I want to know the meaning of each CATE, I think each CATE has its own meaning. Look forward to your reply, Thank you~

GladysKao commented 3 weeks ago

CORRECTION: results_cf = X.copy() cate_cf=est_cf.effect(X) results_cf['CATE']=cate_cf for x in est_cf.cate_feature_names(): average_cate_cf = results_cf.groupby(x)['CATE'].mean() print(average_cate_cf) Sorry for my mistake, the model I used is causalforestDML

GladysKao commented 2 weeks ago

Or shortly, @kbattocchi How can I understand the results of treeinterpreter.

And I even can use treeinterpreter for LinearDML, I know GRF create the split structure by maximizing the heterogeneity for each spilt. But how do LinearDML create the split structure?

Big thanks in advance.

kbattocchi commented 2 weeks ago

If you have multiple columns in X, the CATE is giving you an estimate of the effect of T on Y conditional on all of the features in X simultaneously. In general, for CausalForestDML, this will be some complicated function of X, while for LinearDML this will just be a linear function of X (which coef_ gives you the coefficients for).

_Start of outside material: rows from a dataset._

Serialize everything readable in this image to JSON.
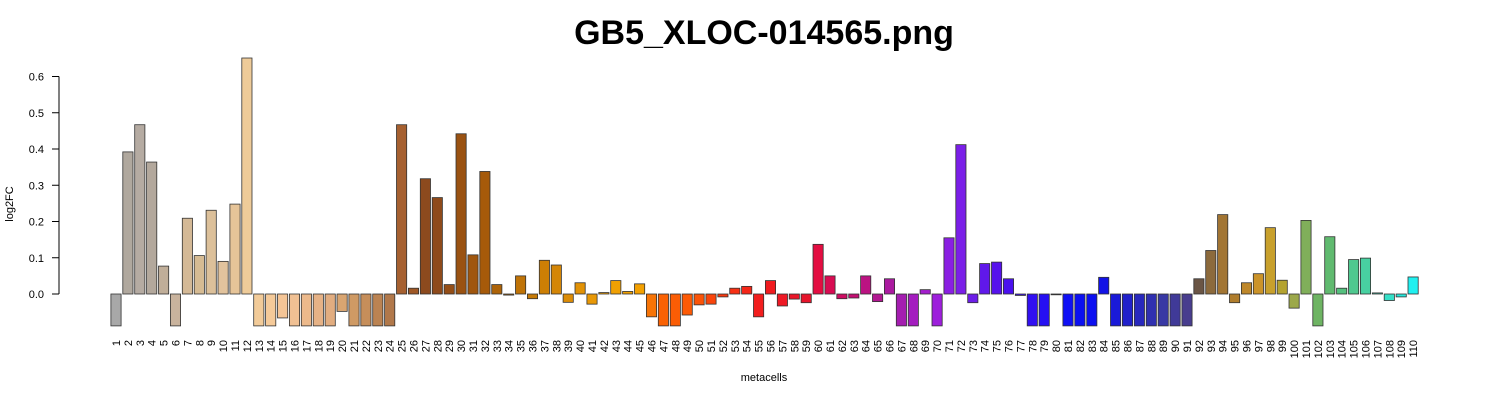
{
  "chart_data": {
    "type": "bar",
    "title": "GB5_XLOC-014565.png",
    "xlabel": "metacells",
    "ylabel": "log2FC",
    "ylim": [
      -0.09,
      0.65
    ],
    "yticks": [
      0.0,
      0.1,
      0.2,
      0.3,
      0.4,
      0.5,
      0.6
    ],
    "ytick_labels": [
      "0.0",
      "0.1",
      "0.2",
      "0.3",
      "0.4",
      "0.5",
      "0.6"
    ],
    "grid": false,
    "categories": [
      "1",
      "2",
      "3",
      "4",
      "5",
      "6",
      "7",
      "8",
      "9",
      "10",
      "11",
      "12",
      "13",
      "14",
      "15",
      "16",
      "17",
      "18",
      "19",
      "20",
      "21",
      "22",
      "23",
      "24",
      "25",
      "26",
      "27",
      "28",
      "29",
      "30",
      "31",
      "32",
      "33",
      "34",
      "35",
      "36",
      "37",
      "38",
      "39",
      "40",
      "41",
      "42",
      "43",
      "44",
      "45",
      "46",
      "47",
      "48",
      "49",
      "50",
      "51",
      "52",
      "53",
      "54",
      "55",
      "56",
      "57",
      "58",
      "59",
      "60",
      "61",
      "62",
      "63",
      "64",
      "65",
      "66",
      "67",
      "68",
      "69",
      "70",
      "71",
      "72",
      "73",
      "74",
      "75",
      "76",
      "77",
      "78",
      "79",
      "80",
      "81",
      "82",
      "83",
      "84",
      "85",
      "86",
      "87",
      "88",
      "89",
      "90",
      "91",
      "92",
      "93",
      "94",
      "95",
      "96",
      "97",
      "98",
      "99",
      "100",
      "101",
      "102",
      "103",
      "104",
      "105",
      "106",
      "107",
      "108",
      "109",
      "110"
    ],
    "values": [
      -0.088,
      0.392,
      0.467,
      0.364,
      0.077,
      -0.088,
      0.209,
      0.106,
      0.231,
      0.09,
      0.248,
      0.651,
      -0.088,
      -0.088,
      -0.066,
      -0.088,
      -0.088,
      -0.088,
      -0.088,
      -0.048,
      -0.088,
      -0.088,
      -0.088,
      -0.088,
      0.467,
      0.016,
      0.318,
      0.266,
      0.026,
      0.442,
      0.108,
      0.338,
      0.026,
      -0.003,
      0.05,
      -0.013,
      0.093,
      0.08,
      -0.023,
      0.031,
      -0.028,
      0.004,
      0.037,
      0.007,
      0.028,
      -0.063,
      -0.088,
      -0.088,
      -0.058,
      -0.03,
      -0.028,
      -0.008,
      0.016,
      0.021,
      -0.063,
      0.037,
      -0.033,
      -0.014,
      -0.024,
      0.137,
      0.05,
      -0.013,
      -0.011,
      0.05,
      -0.021,
      0.042,
      -0.088,
      -0.088,
      0.012,
      -0.088,
      0.155,
      0.412,
      -0.024,
      0.084,
      0.088,
      0.042,
      -0.004,
      -0.088,
      -0.088,
      -0.002,
      -0.088,
      -0.088,
      -0.088,
      0.046,
      -0.088,
      -0.088,
      -0.088,
      -0.088,
      -0.088,
      -0.088,
      -0.088,
      0.042,
      0.12,
      0.219,
      -0.024,
      0.031,
      0.056,
      0.183,
      0.038,
      -0.039,
      0.203,
      -0.088,
      0.158,
      0.016,
      0.095,
      0.099,
      0.003,
      -0.018,
      -0.008,
      0.047
    ],
    "colors": [
      "#a8a8a8",
      "#b0a89e",
      "#b5aba2",
      "#b3a89c",
      "#c0ae99",
      "#c9b39d",
      "#d4b996",
      "#d6bb93",
      "#dcc09a",
      "#e2c39d",
      "#e6c498",
      "#eecb99",
      "#f2cb99",
      "#f5ca99",
      "#f5c596",
      "#f0c093",
      "#ecb98b",
      "#e6b286",
      "#e2ad80",
      "#d9a571",
      "#cf9a64",
      "#c68e5a",
      "#bb8352",
      "#b1784a",
      "#a66030",
      "#9f5826",
      "#8c4a1e",
      "#8e4a1b",
      "#944e17",
      "#9a5212",
      "#a0560e",
      "#a65a0a",
      "#ad6308",
      "#b46a07",
      "#bf7307",
      "#c67a06",
      "#cd7f05",
      "#d48606",
      "#dc8c06",
      "#e29206",
      "#e89806",
      "#ec9d05",
      "#f0a003",
      "#f0a002",
      "#f3a000",
      "#f77406",
      "#fa6204",
      "#fb5d05",
      "#fd5a05",
      "#fb5408",
      "#f9450c",
      "#f93a10",
      "#f73014",
      "#f42618",
      "#f21e1e",
      "#f01b1f",
      "#ee1925",
      "#ea1628",
      "#e6142b",
      "#e30d41",
      "#d80c52",
      "#cd0d62",
      "#c40f73",
      "#bb1382",
      "#b21892",
      "#ab1aa0",
      "#a41db0",
      "#a41dbf",
      "#a31ecd",
      "#9d1fdb",
      "#8a1fe2",
      "#7b1fe8",
      "#6d1ee8",
      "#6018ea",
      "#5612ec",
      "#4a10ee",
      "#3d10f0",
      "#3110f1",
      "#2610f2",
      "#1a10f3",
      "#1010f4",
      "#0c10f1",
      "#0c0ff0",
      "#1212e6",
      "#1a1ad8",
      "#2020cb",
      "#2828bd",
      "#3030b0",
      "#3838a4",
      "#403a98",
      "#483d8e",
      "#6a5545",
      "#8c6a3c",
      "#a27533",
      "#b07d2c",
      "#be872a",
      "#cb9329",
      "#c8a02c",
      "#b4a330",
      "#9ca84a",
      "#80af5a",
      "#6eb463",
      "#60ba6f",
      "#55c07e",
      "#4fc88f",
      "#48d1a1",
      "#40d8b4",
      "#36e0c8",
      "#28e8dc",
      "#20f0f0"
    ]
  }
}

SingleTreeCateInterpreter is one way to try to get a simplified view of any learned CATE model - it will give you a tree that has just a handful of nodes, making it easy to interpret, but the tradeoff is that it will give you rougher estimates of the CATE because it averages together units that the underlying model would assign different individual CATEs. However, this tradeoff might be worthwhile if you need a very high level understanding of which units have very different effects from each other, rather than more precise estimates for each unit.